It’s easy to get lost on Locust Walk. We get caught up in everyday things. Fucking Starbucks took the holiday cheer away from their coffee cups. Finals are going to make you crawl under your coffee table and not come out until 2025. You have a 9am recitation. Then meetings on meetings on meetings. The stress gets to you and it pounds inside your head and, alas, we forget to see the beauty in the little things all around us. The extraordinary. The art that surrounds us every day. Literally. Because walls surround us. Because walls entrap us. In art. #duh
To assuage this tragic oversight, we’ve extensively reviewed works/walls of art around campus so you can stop and appreciate the roses in between your group project meetings.
#1: Bridge Cafe
At Bridge Cafe is a detail you probably haven’t noticed before. Look up and you’ll find a cityscape portrait of NYC. The symbolic landscape is as classic of an icon as it gets; the city that never sleeps, just like you don’t. But, in this city of concrete dreams also lies your dream job—probably. Attend those info sessions and shoot for the moon. Even if you miss, you’ll land in an unpaid internship. Reminiscent of Charles Clyde Ebbets and his NYC photography.
#2: Fisher Fine Arts Bathroom
As Street walked into the bathroom at Fisher Fine Arts, we noted in one of the stalls the following: “Jewniversity of Pennsylgasia.” What might the artist have meant by this transfiguration of our hallowed institution’s name? Either way, the rapid, harsh brushstrokes (sharpie strokes?) showed us an intensity only seen in the paintings of Picasso during his blue period. Might this undiscovered artist be in his own blue period, incited by finals, thus making him write cryptic messages on the walls of bathrooms? The words of prophets are written in Fisher Fine Arts lavatory stalls.
#3: DRL Deck
DRL is really the Pan’s Labyrinth of Penn—you never know what may be hidden inside. Take a look at the brick walls that surround this abhorred building’s enclosed second floor deck. Perhaps they are protecting Penn’s greatest minds, or perhaps they are a reflection of Math 104’s prison–like torture. Rumor has it the bricks are in a fractal pattern.
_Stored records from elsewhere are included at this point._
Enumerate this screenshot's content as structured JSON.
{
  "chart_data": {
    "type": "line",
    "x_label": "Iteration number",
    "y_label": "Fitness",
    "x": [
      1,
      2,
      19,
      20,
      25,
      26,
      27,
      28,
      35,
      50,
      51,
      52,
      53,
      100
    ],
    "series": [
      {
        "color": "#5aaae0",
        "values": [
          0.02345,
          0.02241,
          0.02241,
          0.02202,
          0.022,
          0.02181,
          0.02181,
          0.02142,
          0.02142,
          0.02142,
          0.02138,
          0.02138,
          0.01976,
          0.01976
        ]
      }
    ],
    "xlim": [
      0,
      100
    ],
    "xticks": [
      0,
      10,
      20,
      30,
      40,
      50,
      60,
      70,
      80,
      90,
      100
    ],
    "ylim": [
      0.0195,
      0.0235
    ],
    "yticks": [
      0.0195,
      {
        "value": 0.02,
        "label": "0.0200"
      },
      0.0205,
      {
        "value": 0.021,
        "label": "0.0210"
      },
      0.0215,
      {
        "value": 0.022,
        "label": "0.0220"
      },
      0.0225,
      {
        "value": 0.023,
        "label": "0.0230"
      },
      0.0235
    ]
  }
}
#4: Williams Hall Quiet Study Lounge Sofas
Penn's collection of walls goes beyond our traditional conceptions of such—if you look carefully, you can find some really groundbreaking examples of the genius architects who built our hallowed halls walls. Take, for example, Williams Hall’s sofa walls, which offer a mixed-media piece that provides both comfort and aesthetics. The comfiness of the couches is perfectly juxtaposed with the rigidness of the walls. Ponder the complexities in texture while you sip your morning brew.
#5: Hill College House
On the outside, it looks like a jail. But on the inside, it looks like a...pre-school? Don’t let the bars on the windows fool you, Hill College House is full of bright, fun colors splashed across the hallways—we hear the residents even identify with their wall colors. Even more interesting? The colors are not consistent across floors! How’s that for a mindfuck?